Species family information

The Scrophulariaceae family of flowering plants are commonly known as mulleins and figworts. They are annual and perennial herbs (and one shrub)

Category information

Nucleic multicellular photosynthetic organisms lived in freshwater communities on land as long ago as a thousand million years, and their terrestrial descendants are known from the late Pre-Cambrian 850 million years ago. Embryophyte land plants are known from the mid Ordovician, and land plant structures such as roots and leaves are recognisable in mid Devonian fossils. Seeds seem to have evolved by the late Devonian. The Embryophytes are green land plants that form the bulk of the Earth’s vegetation. They have specialised reproductive organs and nurture the young embryo sporophyte. Most obtain their energy by photosynthesis, using sunlight to synthesise food from Carbon Dioxide and Water.
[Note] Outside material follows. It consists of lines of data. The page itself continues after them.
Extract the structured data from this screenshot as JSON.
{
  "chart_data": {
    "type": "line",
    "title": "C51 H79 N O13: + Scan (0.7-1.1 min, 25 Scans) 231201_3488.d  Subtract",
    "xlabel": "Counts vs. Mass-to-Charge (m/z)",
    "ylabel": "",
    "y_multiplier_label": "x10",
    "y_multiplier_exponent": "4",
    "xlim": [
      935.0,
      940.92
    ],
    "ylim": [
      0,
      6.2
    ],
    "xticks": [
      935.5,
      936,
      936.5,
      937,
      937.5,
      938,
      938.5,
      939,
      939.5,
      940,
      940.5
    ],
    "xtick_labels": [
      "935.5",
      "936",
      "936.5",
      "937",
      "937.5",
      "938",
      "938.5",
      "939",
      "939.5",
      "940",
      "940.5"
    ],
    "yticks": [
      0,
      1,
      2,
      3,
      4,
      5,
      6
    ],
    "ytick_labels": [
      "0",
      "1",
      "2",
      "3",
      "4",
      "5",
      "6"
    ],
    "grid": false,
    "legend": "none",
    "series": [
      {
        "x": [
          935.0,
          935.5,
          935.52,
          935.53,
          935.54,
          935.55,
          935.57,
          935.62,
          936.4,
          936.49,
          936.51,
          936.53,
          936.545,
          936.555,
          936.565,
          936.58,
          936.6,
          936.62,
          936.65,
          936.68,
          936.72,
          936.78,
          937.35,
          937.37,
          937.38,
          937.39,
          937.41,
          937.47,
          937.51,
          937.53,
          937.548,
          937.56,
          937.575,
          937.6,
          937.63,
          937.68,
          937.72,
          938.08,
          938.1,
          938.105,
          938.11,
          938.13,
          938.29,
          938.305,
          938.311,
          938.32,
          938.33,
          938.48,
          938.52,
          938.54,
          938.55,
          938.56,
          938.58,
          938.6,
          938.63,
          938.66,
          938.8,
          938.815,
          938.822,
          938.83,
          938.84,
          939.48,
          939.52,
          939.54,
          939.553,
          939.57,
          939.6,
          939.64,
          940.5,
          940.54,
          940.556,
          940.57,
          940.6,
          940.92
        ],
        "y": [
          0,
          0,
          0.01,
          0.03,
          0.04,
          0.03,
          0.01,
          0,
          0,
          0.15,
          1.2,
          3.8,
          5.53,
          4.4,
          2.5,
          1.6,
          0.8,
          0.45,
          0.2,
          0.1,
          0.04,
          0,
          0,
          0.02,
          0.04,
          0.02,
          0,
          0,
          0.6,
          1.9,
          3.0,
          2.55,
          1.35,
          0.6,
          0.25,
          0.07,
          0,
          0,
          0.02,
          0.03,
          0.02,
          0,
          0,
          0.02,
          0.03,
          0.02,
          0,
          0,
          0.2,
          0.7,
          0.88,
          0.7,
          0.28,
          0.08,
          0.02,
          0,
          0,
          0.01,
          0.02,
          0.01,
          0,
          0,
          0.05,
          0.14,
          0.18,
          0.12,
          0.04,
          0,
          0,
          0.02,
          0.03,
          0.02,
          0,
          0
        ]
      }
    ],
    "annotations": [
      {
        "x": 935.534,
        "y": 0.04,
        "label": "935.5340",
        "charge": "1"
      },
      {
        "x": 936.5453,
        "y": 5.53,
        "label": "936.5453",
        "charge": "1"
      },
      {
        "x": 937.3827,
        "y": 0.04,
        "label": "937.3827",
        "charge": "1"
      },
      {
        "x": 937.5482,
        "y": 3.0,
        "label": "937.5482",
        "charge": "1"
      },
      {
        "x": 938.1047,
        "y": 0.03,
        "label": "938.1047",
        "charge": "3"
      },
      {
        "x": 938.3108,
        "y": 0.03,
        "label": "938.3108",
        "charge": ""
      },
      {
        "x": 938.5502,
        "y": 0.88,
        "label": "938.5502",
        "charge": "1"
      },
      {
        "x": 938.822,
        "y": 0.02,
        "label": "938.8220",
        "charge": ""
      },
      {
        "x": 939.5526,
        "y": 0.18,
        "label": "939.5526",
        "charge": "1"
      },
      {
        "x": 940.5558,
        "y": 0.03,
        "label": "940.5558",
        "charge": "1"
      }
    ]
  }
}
The earliest known plant group is the Archaeplastida, which were autotrophic. Listing just the surviving descendants, which evolved in turn, we have the Red Algae, the Chlorophyte Green Algae, the Charophyte Green Algae, and then the Embryophyta or land plants. The earliest embryophytes were the Liverworts, followed by the Hornworts, and the Mosses. Then we have the Vascular Plants, the Lycophytes and Ferns, followed by the Spermatophytes or seed plants, the Gnetophytes, Conifers, Ginkgos, and Cycads, and finally the Magnoliophyta (Angiosperms) or flowering plants.